Sepi sekali.
Sepi yang begitu lama, membuatku tidak nyaman.
Aku menatap cangkir kopiku dengan tatapan kosong. Liam masih di depanku, dia masih sabar untuk menungguku bicara. Tadi aku sudah meneleponnya untuk mengajaknya sarapan bersama, tapi sekarang... kami hanya diam. Tidak. Dia menungguku bergerak, karena sebenarnya daritadi aku hanya diam.
Aku akhirnya berusaha bicara, "Maaf, aku tidak bermaksud seperti ini, aku hanya--"
"Tidak apa-apa."
Aku mendongakkan kepalaku, menggeleng dengan putus asa. Tapi Liam mendahuluiku. Dia tersenyum menenangkan. "Kau mungkin belum siap mengatakan apa yang tengah mengganjal dikepalamu sekarang, aku mengerti. Tapi aku mohon, jangan biarkan dirimu menjadi menyedihkan seperti itu. Melihatmu seperti ini benar-benar..."

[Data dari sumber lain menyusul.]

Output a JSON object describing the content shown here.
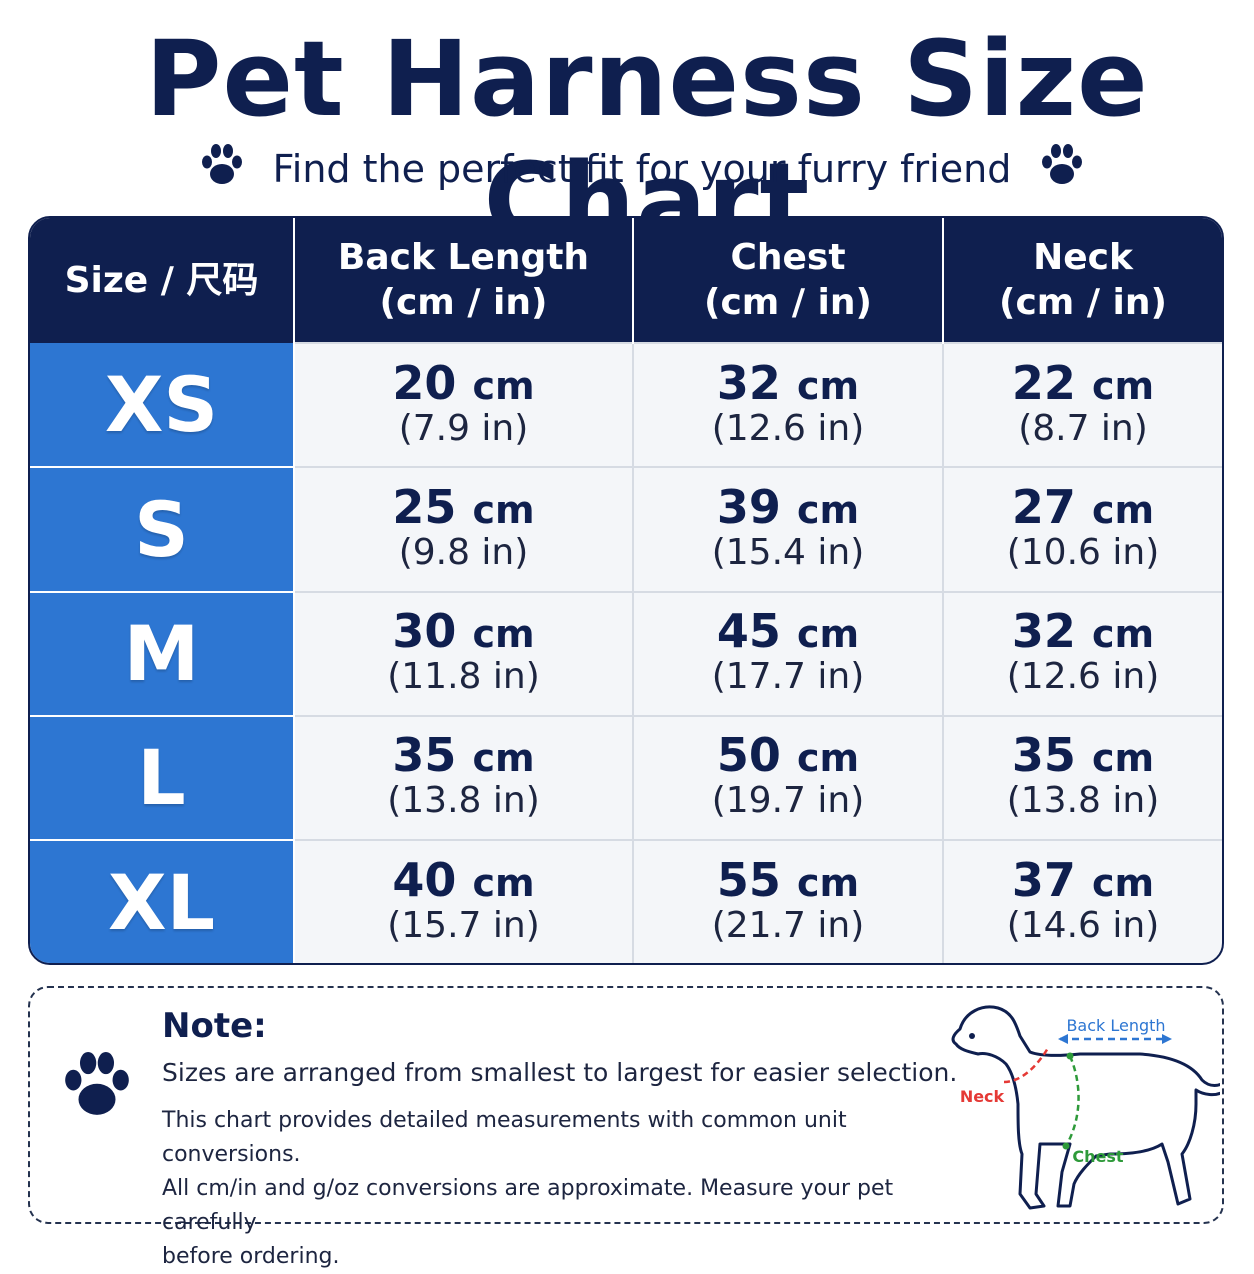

Aku memotong kata-katanya sambil berusaha tersenyum, "Aku tahu. Maaf telah mengkhawatirkanmu."
Dia kembali tersenyum. Liam menepuk pundakku pelan, menyemangati. Sambil masih tersenyum dia pun mulai bangkit dari tempat duduknya, "Hei! Kau sudah mengajakku sarapan pagi ini... Jadi kau harus bertanggung jawab dengan melayaniku makanan-makanan enak, Nona. Sejujurnya aku sangat lapar,"
"Apa aku membangunkanmu begitu pagi sampai kau tak sempat memakan apapun?"
"Kau mau tahu?" Liam menatapku serius, "aku berlari kesini saat kau meneleponku. Aku tidak menyentuh air sedikitpun. Bagaimana sarapan?"